# Source for full orchestra scores?



## Tjur (Dec 26, 2017)

Hi all,

I only recently found out how much I enjoy reading scores along while listening to music and movie soundtracks. While I do have access to some classical stuff, I was not able to find full scores for film music, like for example Braveheart by James Horner. Does anybody know about sources for PRINTED full scores?


----------



## trumpoz (Dec 26, 2017)

There arent many sources. 

The only one I know of is


http://www.omnimusicpublishing.com


----------



## FredericBernard (Jan 1, 2018)

Not true  you just have to dig a bit deeper 

-John Williams publishes many of his original scores officially! Just search for "Signature Edition". We all love these, because they feature the original orchestrations.

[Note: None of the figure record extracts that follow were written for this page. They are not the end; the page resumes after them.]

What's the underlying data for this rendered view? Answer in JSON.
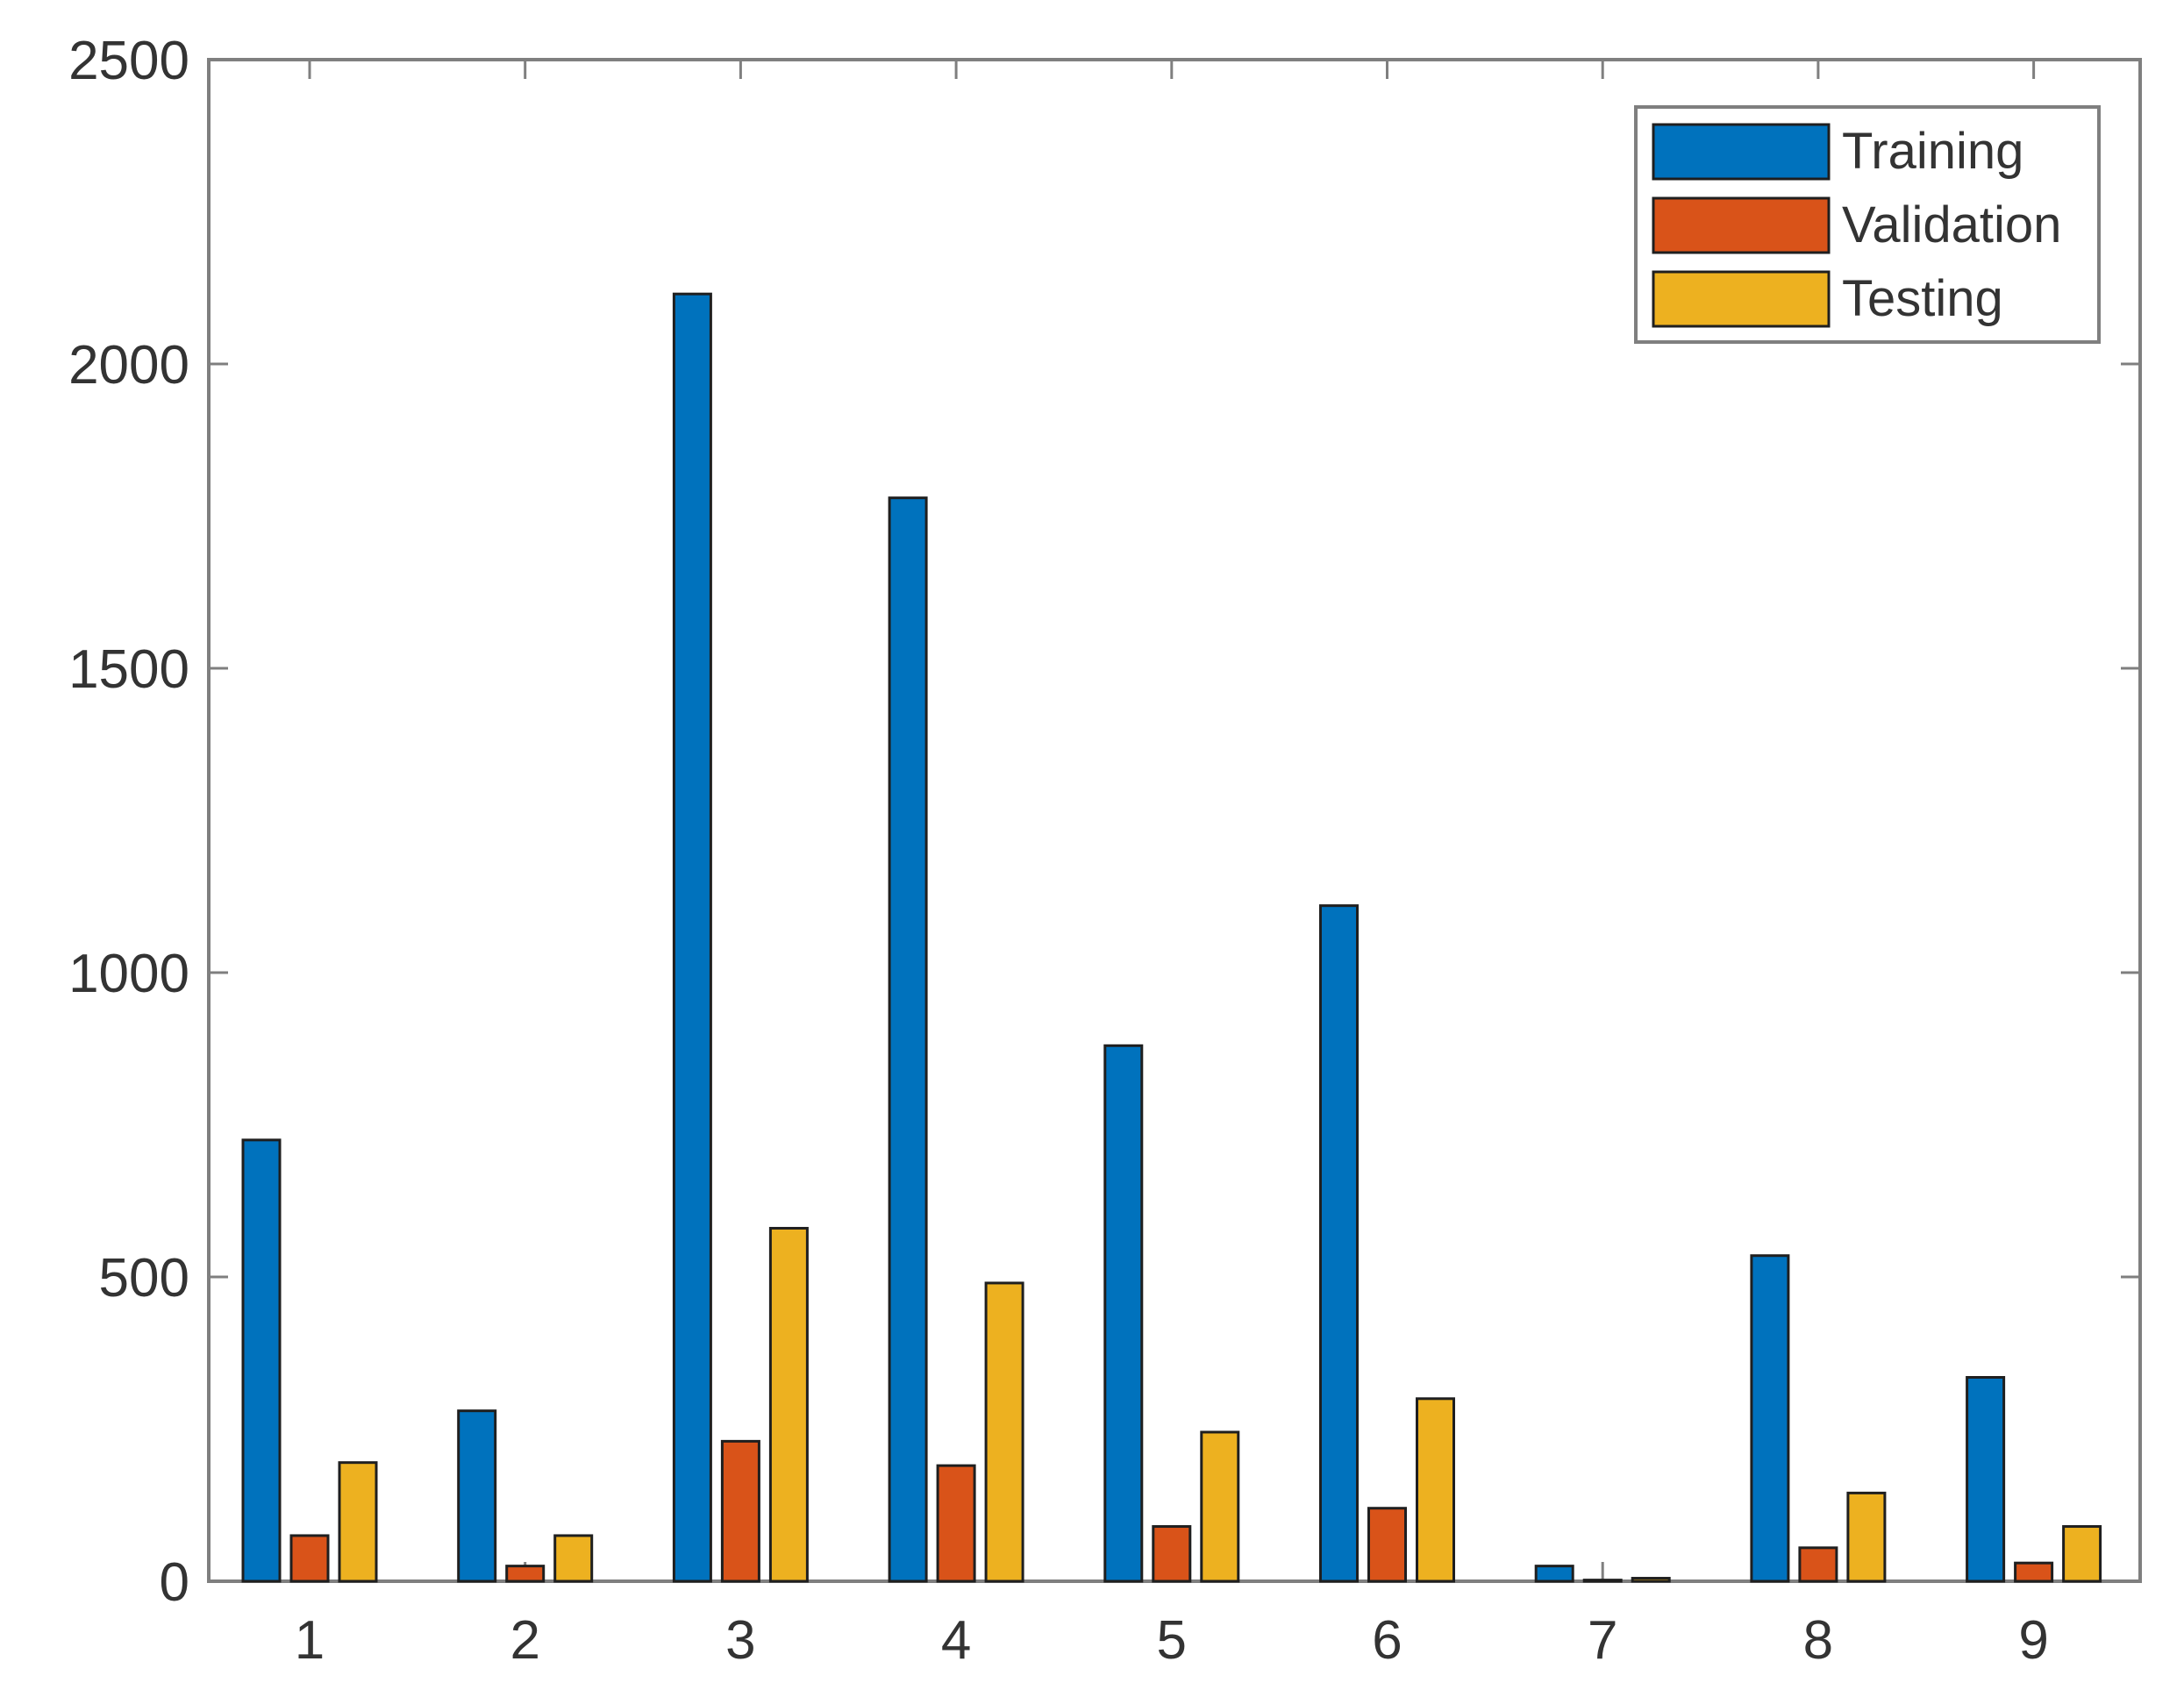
{
  "chart_data": {
    "type": "bar",
    "title": "",
    "xlabel": "",
    "ylabel": "",
    "categories": [
      "1",
      "2",
      "3",
      "4",
      "5",
      "6",
      "7",
      "8",
      "9"
    ],
    "series": [
      {
        "name": "Training",
        "color": "#0072BD",
        "values": [
          725,
          280,
          2115,
          1780,
          880,
          1110,
          25,
          535,
          335
        ]
      },
      {
        "name": "Validation",
        "color": "#D95319",
        "values": [
          75,
          25,
          230,
          190,
          90,
          120,
          2,
          55,
          30
        ]
      },
      {
        "name": "Testing",
        "color": "#EDB120",
        "values": [
          195,
          75,
          580,
          490,
          245,
          300,
          5,
          145,
          90
        ]
      }
    ],
    "ylim": [
      0,
      2500
    ],
    "yticks": [
      0,
      500,
      1000,
      1500,
      2000,
      2500
    ],
    "grid": false,
    "legend_position": "top-right"
  }
}
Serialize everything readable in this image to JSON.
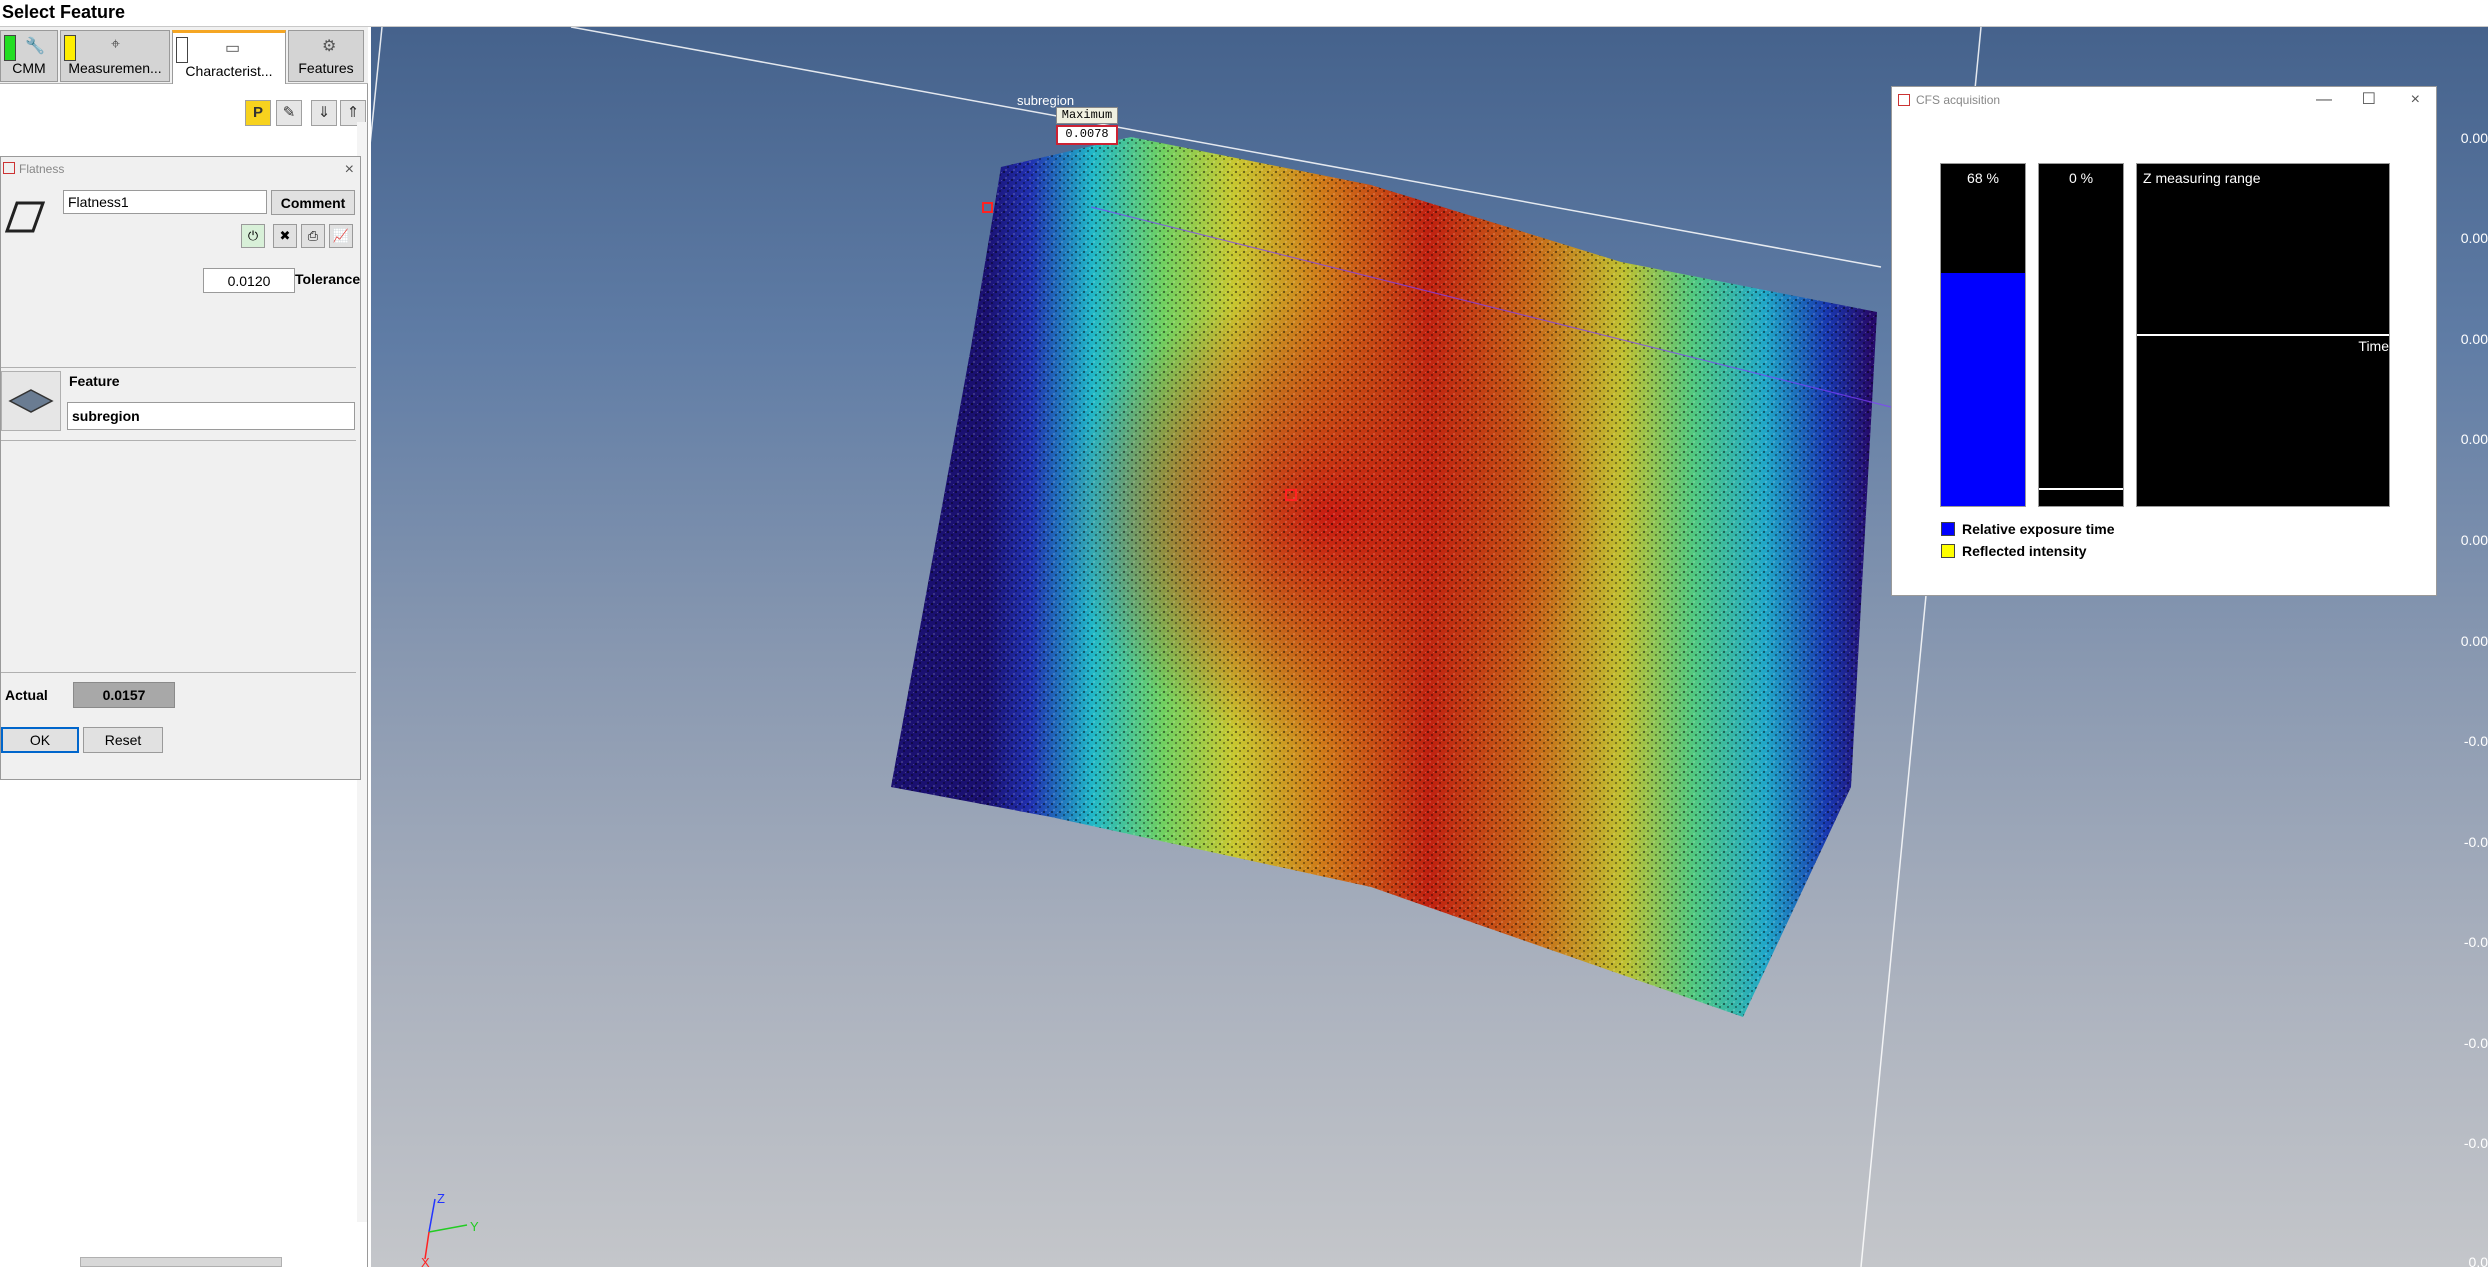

There are also existing original orchestrations of other composers, I think mostly as Suite (for instance there's a Suite on JNH Peter Pan, should also have the original orchestration).

-There are aditionally existing TONS of re-arranged Suites for contemporary film scores. These are unfortunately mostly altered orchestrations, to make it adaptive for the mass market (kids, schools, amateur orchestras); like they leave out/easen out the too hard parts and like to keep out certain instrument like contra bassoon (this is an expensive on = so most school orchestras can't afford it, on top it's very heard to play accuratly in terms of dynamics, that's why the arrangers commonly exchange it with a bass clarinet), cimbasso, contra-bass clarinet etc.
Imo you can still learn from these too, but there are certainly better options.

-https://www.lucksmusic.com/ features a lot of scans of the full scores they are selling (mostly incomplete - but completely free). Just look out for the tiny "PDF" symbol - they really have tons of those samples uploaded.

-https://en.schott-music.com/ features complete perusal scores as well for many great scores (many Nino Rota ones, German Tatort, Das Boot, Neverending Story). You can also order perusal scores for free (you'll get these via mail). There are some more who give out perusal scores for free, but some of them only to conductors or people who really plan to book the specific piece or suite for an actual concert (like the Disney Concert Library! don't waste your time with this one, as they give 200% to really keep their "holy grails" unreachable for you little lurckers  ...).

-Some composers/orchestrators (Marco Beltrami, Michael Giacchino, Dave Metzger, Robin Hoffmann, Benny Oschmann, last but not least http://fredericbernardmusic.com/pdf-scorestutorials/ (me) as well), have/had uploaded PDF scores to their own site. Robin, Benny and Beltrami's music should be still online.

-Last but not least most of Hollywoods scores are swapped between musicians within the "inner circles", originating from the LA/London area. Maybe take a look at jw-forums.com.

Hope these help!
-Frederic


----------



## synergy543 (Jan 1, 2018)

Dig deeper? Why make him work hard? 
https://www.reddit.com/r/CinemaScores/new/?count=26&before=t3_6v0fwm


----------



## bryla (Jan 1, 2018)

FredericBernard said:


> -John Williams publishes many of his original scores officially! Just search for "Signature Edition". We all love these, because they feature the original orchestrations.


Many of the ones I have aren't original orchestrations. But hey, that's also a lesson to spot


----------



## FredericBernard (Jan 2, 2018)

synergy543 said:


> Dig deeper? Why make him work hard?
> https://www.reddit.com/r/CinemaScores/new/?count=26&before=t3_6v0fwm



Cool! Thanks for sharing!


----------



## agarner32 (Jan 2, 2018)

You'll find a ton of scores on scribd https://www.scribd.com. You need to subscribe for printing/download option, but it's something like $50 for a year which is cheap considering how many scores you can download.

I second Omnipublishing. The scores are beautifully done.


----------